Marc Smerling directs this five-part FX true crime documentary series. ‘A Wilderness of Error‘ explores the case of Jeffrey MacDonald, who was convicted in 1970 of killing his pregnant wife and two daughters. With new evidence, hidden secrets, and salacious gossip, could he be innocent of the heinous crime?
Colette, Kimberley, and Kristen MacDonald were brutally beaten and murdered on the military base where they lived. The family patriarch Jeffrey was arrested by the Military Base and faced an inquest. He claimed three men and one woman broke into the house, stabbed them all, and wrote pig in bloody letters.

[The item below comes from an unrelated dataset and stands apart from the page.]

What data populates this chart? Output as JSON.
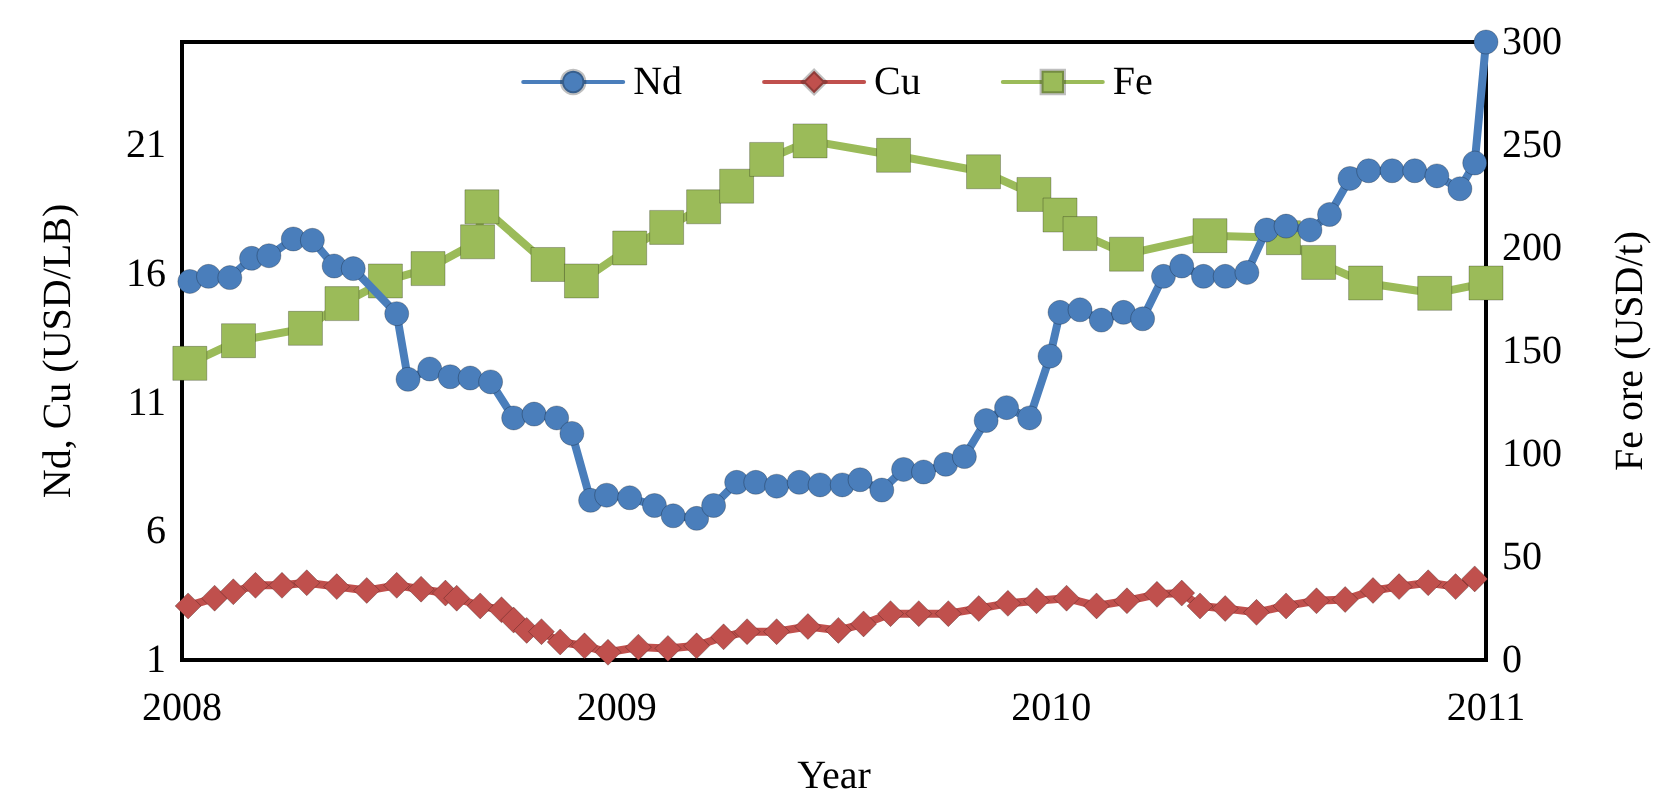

The inquest dismissed charges against him, but later, inconsistencies were found in his testimony. Nine years later, he was tried and found guilty.
The premise of this documentary is based on A Wilderness of Error: The Trials of Jeffrey MacDonald by Errol Morris, who contends that there are suspicions surrounding MacDonald’s trial. They interview the investigators, lawyers, prosecutors, his wife’s family, and other people to discover what happened to the victims. Is Jeffrey a killer? Is a mysterious blonde and her boyfriend responsible? What about a hippie drug cult?
The documentary does a good job of presenting the facts and some of the fiction surrounding the case. It, rightly so, criticizes the media for sensationalizing the case and the author of Fatal Vision for the unethical way he got the information for the book, which later became a hit television miniseries.
Honestly, and Morris may be disappointed, it did not convince of MacDonald’s innocence. Yes, there were some bizarre coincidences, but he had a clear motive since he cheated on his wife and DNA only found one foreign hair. Had the attack been as savage with third parties, there would have been way more DNA evidence. Now, the documentary itself does not take a side, noting these things.
With its excellent production values, it does make a good case. I liked the return to a narrator where a person would ask a question of the people being interviewed and I thought it did an excellent job of exploring both sides of the issues. Is he guilty or innocent? It does make a lot of sense and it ties together nicely.